Overall toxicity profiles differed between the two groups. The paclitaxel/trastuzumab group had higher rates of grade ≥ 2 neuropathy (23% vs 11%, P = .003), neutropenia (12% vs 3%, P = .0003), alopecia (41% vs 0%, P < .0001), diarrhea (9% vs 4%, P = .04), gastroesophageal reflux disease (9% vs 4%, P = .04), decreased white blood cell count (6% vs 2%, P = .02), and infusion-related reactions (11% vs 5%, P = .04). The T-DM1 group had higher rates of grade ≥ 2 thrombocytopenia (11% vs 1%, P = .0001) and elevated bilirubin (5% vs 1%, P = .04).

Invasive Disease–Free Survival

Invasive disease–free survival at 3 years in the T-DM1 group was 97.8% (95% confidence interval [CI] = 96.3%–99.3%), rejecting the null hypothesis (P < .0001). The 3-year rate of freedom from invasive local or regional recurrence, distant recurrence, and death from breast cancer was 99.2% (95% CI = 98.2%–100%).

The study was not powered for comparison of invasive disease-free survival in the T-DM1 vs paclitaxel/trastuzumab groups. In the paclitaxel/trastuzumab group, 3-year invasive disease­free survival was 93.4% (95% CI = 88.7%­–98.2%), and the 3-year rate of freedom from invasive local or regional recurrence, distant recurrence, and death from breast cancer was 94.3% (95% CI = 89.9%–98.8%).

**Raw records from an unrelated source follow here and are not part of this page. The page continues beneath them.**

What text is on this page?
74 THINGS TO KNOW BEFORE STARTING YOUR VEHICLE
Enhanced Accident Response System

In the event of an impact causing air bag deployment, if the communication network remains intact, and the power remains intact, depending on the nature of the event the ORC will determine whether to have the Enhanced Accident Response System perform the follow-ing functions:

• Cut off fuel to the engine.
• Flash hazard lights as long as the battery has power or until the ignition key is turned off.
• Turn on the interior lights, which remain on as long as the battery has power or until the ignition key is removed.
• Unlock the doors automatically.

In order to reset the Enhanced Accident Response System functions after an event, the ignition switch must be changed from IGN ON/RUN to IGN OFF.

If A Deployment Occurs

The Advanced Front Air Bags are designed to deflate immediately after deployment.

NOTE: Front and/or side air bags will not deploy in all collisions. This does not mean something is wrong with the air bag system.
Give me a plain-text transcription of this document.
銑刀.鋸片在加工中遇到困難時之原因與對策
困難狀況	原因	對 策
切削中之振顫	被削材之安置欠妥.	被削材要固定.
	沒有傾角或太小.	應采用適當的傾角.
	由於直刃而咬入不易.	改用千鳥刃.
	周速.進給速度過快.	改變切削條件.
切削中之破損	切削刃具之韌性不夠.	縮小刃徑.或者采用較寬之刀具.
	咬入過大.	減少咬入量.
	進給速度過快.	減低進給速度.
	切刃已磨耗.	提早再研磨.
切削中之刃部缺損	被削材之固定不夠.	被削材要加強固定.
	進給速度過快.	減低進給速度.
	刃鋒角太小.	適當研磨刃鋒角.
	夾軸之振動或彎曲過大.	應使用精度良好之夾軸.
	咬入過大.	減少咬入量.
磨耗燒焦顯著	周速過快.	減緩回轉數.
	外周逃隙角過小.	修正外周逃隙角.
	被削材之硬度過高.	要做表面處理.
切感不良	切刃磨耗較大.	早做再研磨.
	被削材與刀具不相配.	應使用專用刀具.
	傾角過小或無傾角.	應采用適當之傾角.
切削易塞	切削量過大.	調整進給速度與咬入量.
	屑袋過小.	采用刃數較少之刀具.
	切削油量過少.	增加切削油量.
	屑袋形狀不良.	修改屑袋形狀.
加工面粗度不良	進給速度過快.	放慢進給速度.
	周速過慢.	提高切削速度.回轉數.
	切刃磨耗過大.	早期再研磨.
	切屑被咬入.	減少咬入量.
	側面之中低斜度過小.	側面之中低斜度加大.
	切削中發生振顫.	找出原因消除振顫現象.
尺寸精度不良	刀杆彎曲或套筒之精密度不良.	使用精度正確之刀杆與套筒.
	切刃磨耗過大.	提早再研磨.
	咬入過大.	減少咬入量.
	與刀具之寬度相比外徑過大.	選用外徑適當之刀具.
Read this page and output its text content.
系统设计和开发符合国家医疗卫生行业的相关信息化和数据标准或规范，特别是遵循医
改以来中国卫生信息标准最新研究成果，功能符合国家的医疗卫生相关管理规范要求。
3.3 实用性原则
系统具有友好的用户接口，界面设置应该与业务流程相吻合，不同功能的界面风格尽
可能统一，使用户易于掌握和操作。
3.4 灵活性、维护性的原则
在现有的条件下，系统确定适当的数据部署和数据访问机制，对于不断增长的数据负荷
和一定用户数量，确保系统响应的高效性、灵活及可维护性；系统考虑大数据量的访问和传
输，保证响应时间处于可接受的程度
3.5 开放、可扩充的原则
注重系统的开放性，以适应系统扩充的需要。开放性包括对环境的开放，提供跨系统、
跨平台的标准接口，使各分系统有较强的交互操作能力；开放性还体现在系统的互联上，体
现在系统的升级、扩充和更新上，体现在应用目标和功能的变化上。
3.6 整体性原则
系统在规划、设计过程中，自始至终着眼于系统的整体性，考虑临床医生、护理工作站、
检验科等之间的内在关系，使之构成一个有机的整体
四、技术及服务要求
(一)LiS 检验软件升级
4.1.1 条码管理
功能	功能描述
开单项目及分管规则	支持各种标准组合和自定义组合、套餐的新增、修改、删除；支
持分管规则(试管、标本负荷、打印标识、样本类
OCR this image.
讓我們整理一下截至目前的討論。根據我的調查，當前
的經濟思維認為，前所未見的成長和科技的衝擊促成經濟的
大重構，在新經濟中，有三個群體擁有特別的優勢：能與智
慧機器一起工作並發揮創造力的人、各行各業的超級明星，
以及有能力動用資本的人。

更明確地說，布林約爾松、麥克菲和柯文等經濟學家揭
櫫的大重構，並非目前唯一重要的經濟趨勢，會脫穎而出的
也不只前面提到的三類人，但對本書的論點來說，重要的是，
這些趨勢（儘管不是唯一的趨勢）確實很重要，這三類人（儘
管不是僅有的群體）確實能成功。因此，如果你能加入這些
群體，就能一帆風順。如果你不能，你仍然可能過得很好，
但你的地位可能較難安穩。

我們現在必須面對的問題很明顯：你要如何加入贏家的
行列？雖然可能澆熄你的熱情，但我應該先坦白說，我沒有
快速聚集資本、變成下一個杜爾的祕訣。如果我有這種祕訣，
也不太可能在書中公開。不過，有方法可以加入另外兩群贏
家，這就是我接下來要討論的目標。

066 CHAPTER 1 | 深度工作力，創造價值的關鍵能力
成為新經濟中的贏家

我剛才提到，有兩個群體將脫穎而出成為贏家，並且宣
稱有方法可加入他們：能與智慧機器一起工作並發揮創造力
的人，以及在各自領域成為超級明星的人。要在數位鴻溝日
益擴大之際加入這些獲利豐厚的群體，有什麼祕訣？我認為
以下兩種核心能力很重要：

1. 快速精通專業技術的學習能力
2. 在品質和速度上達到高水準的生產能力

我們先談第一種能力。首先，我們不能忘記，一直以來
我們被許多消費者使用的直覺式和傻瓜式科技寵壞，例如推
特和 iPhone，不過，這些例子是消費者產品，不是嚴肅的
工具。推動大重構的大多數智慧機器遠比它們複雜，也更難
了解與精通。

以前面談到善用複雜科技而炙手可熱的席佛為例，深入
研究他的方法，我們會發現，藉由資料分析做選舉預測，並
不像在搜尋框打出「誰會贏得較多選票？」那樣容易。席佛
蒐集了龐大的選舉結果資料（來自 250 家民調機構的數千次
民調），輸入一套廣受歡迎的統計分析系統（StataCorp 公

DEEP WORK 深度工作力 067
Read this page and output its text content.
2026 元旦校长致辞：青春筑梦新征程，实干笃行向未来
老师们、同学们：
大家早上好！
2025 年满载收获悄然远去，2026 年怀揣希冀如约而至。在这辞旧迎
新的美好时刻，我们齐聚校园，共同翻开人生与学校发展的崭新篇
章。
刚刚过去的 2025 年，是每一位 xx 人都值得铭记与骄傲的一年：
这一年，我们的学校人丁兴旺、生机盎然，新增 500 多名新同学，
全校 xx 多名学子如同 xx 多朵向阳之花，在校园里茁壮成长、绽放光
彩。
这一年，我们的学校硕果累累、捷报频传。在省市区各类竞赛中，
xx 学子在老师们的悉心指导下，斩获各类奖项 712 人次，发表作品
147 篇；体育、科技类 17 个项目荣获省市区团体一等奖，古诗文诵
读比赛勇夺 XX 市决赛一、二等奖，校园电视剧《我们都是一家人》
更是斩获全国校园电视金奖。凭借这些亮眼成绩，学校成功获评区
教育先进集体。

The investigators concluded, “Among patients with stage I HER2-positive breast cancer, 1 year of adjuvant T-DM1 was associated with excellent 3-year invasive disease–free survival but was not associated with fewer clinically relevant toxicities compared with paclitaxel/trastuzumab.”

Dr. Tolaney, of Dana-Farber Cancer Institute, is the corresponding author for the Journal of Clinical Oncology article.  

Disclosure: The study was supported by the Gloria Spivak Faculty Advancement Fund and by Genentech. For full disclosures of the study authors, visit ascopubs.org.